-
This package provides arithmetic with directed rounding
-
The numeric types
{ Float32, Float64 } -
The arithmetic operations { +, -, *, inv, /, sqrt }
-
The directed rounding modes
{ RoundNearest, RoundUp, RoundDown, RoundToZero, RoundFromZero } -
These functions ran faster than Julia's erstwhile
setrounding
- RoundNearest
- RoundUp
- RoundDown
- RoundToZero
- RoundFromZero
- add_round, sub_round
- square_round, mul_round
- sqrt_round, inv_round
- div_round
subscript | signifies mode |
---|---|
◌₌ | RoundNearest |
◌₊ | RoundUp |
◌₋ | RoundDown |
◌₀ | RoundToZero |
◌₁ | RoundFromZero |
unicode op | arithmetic op |
---|---|
⊕ | + |
⊖ | - |
⊗ | * |
⚆ | inv |
⊘ | / |
⊚ | square |
⊙ | sqrt |
julia> using FastRounding
julia> a = Float32(pi)
3.1415927f0
julia> b = inv(Float32(pi))
0.31830987f0
julia> mul_round(a, b, RoundUp)
1.0f0
julia> mul_round(a, b, RoundNearest)
1.0f0
julia> mul_round(a, b, RoundDown)
0.99999994f0
julia> mul_round(a, b, RoundToZero)
0.99999994f0
julia> mul_round(a, b, RoundFromZero)
1.0f0
julia> two = Float64(2)
2.0
julia> sqrt_round(two, RoundUp)
1.4142135623730951
julia> sqrt_round(two, RoundNearest)
1.4142135623730951
julia> sqrt_round(two, RoundDown)
1.414213562373095
julia> inv_round(-two, RoundToZero)
-0.5
julia> inv_round(-two, RoundFromZero)
-0.5000000000000001
julia> ⊙₋(two) # sqrt(2) rounding down
1.414213562373095
julia> two ⊘₁ ans # 2 / (sqrt(2) rounding down) rounding away from zero
1.4142135623730954
These functions conform to the requirements of the IEEE Interval Floating Point Standard for directed rounding, passing their tests as implemented in IntervalArithmetic.jl.

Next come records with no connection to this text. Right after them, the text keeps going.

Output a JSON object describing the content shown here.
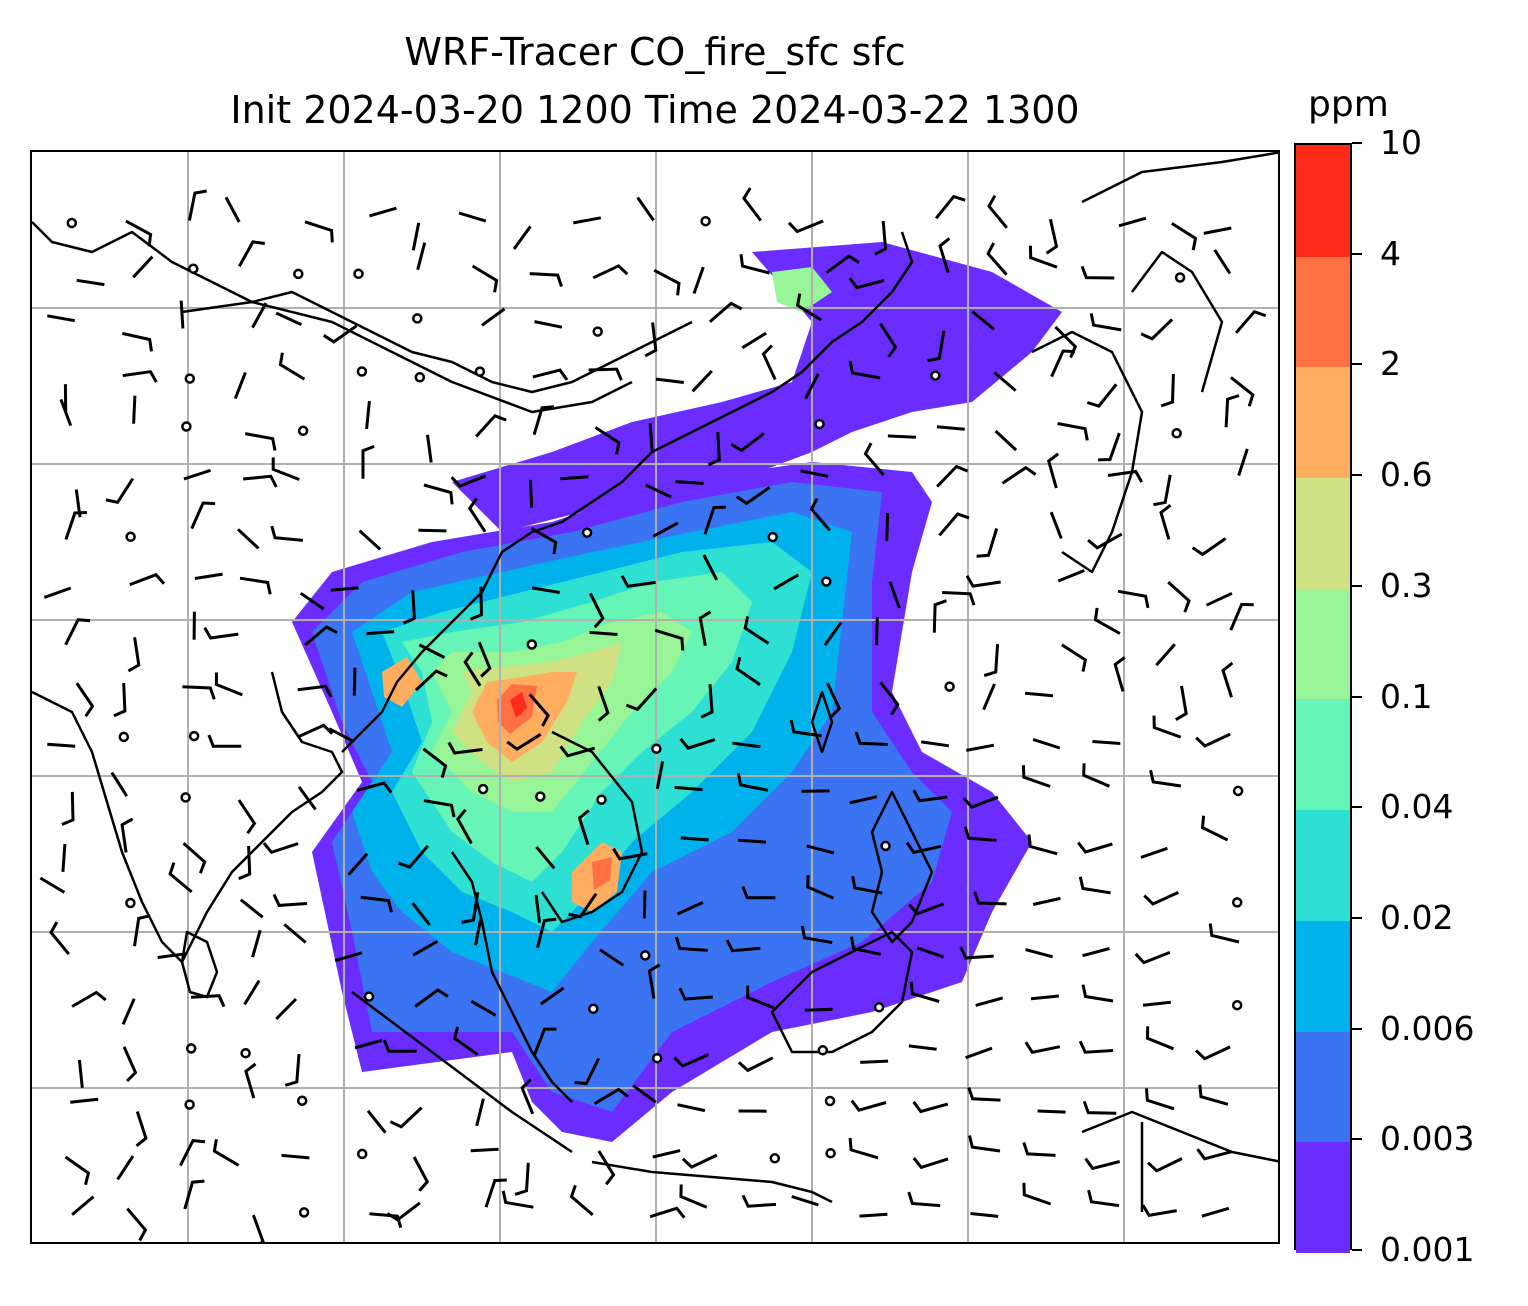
{
  "title": {
    "line1": "WRF-Tracer CO_fire_sfc sfc",
    "line2": "Init 2024-03-20 1200 Time 2024-03-22 1300"
  },
  "colorbar": {
    "unit": "ppm",
    "levels": [
      "0.001",
      "0.003",
      "0.006",
      "0.02",
      "0.04",
      "0.1",
      "0.3",
      "0.6",
      "2",
      "4",
      "10"
    ],
    "colors": [
      "#6a2cff",
      "#3a74f2",
      "#00b2eb",
      "#2edfd3",
      "#66f5b6",
      "#98f597",
      "#d0e184",
      "#ffad5f",
      "#ff7042",
      "#ff2a1a"
    ]
  },
  "map": {
    "gridlines": true,
    "coastline_color": "#000000",
    "gridline_color": "#b0b0b0"
  }
}
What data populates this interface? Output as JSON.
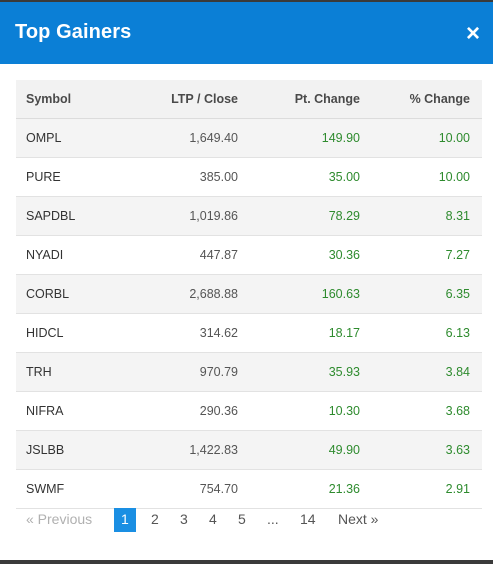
{
  "modal": {
    "title": "Top Gainers",
    "close_glyph": "×"
  },
  "table": {
    "headers": {
      "symbol": "Symbol",
      "ltp": "LTP / Close",
      "pt_change": "Pt. Change",
      "pct_change": "% Change"
    },
    "rows": [
      {
        "symbol": "OMPL",
        "ltp": "1,649.40",
        "pt": "149.90",
        "pct": "10.00"
      },
      {
        "symbol": "PURE",
        "ltp": "385.00",
        "pt": "35.00",
        "pct": "10.00"
      },
      {
        "symbol": "SAPDBL",
        "ltp": "1,019.86",
        "pt": "78.29",
        "pct": "8.31"
      },
      {
        "symbol": "NYADI",
        "ltp": "447.87",
        "pt": "30.36",
        "pct": "7.27"
      },
      {
        "symbol": "CORBL",
        "ltp": "2,688.88",
        "pt": "160.63",
        "pct": "6.35"
      },
      {
        "symbol": "HIDCL",
        "ltp": "314.62",
        "pt": "18.17",
        "pct": "6.13"
      },
      {
        "symbol": "TRH",
        "ltp": "970.79",
        "pt": "35.93",
        "pct": "3.84"
      },
      {
        "symbol": "NIFRA",
        "ltp": "290.36",
        "pt": "10.30",
        "pct": "3.68"
      },
      {
        "symbol": "JSLBB",
        "ltp": "1,422.83",
        "pt": "49.90",
        "pct": "3.63"
      },
      {
        "symbol": "SWMF",
        "ltp": "754.70",
        "pt": "21.36",
        "pct": "2.91"
      }
    ]
  },
  "pagination": {
    "prev_label": "« Previous",
    "pages": [
      "1",
      "2",
      "3",
      "4",
      "5"
    ],
    "ellipsis": "...",
    "last_page": "14",
    "next_label": "Next »",
    "current": "1"
  },
  "colors": {
    "header_bg": "#0b7fd6",
    "positive": "#2e8b2e",
    "active_page": "#1a8fe3"
  }
}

While not required by the IEEE Floating Point Standard, RoundToZero and RoundFromZero modes exist.
The determination of last bit(s) is correct to twice the significance of the rounded value. We do not provide the equivalent of infinitly precise evaluation when at doubled the given precision, all least significant bits are zero. We are accurate and fast.
If you require that RoundUp, RoundDown pairs assure enclosure of the theoretical result
at a precision that exceeds 106 bits when working with Float64s (which have 53 significant bits),
please let me know. I could force nextfloat
and prevfloat
calls in those cases, forgoing
the tightest results for the most inclusive. Those routines run a little slower than these.
Note that those routines may not match the Standard test suite values in those adjusted cases.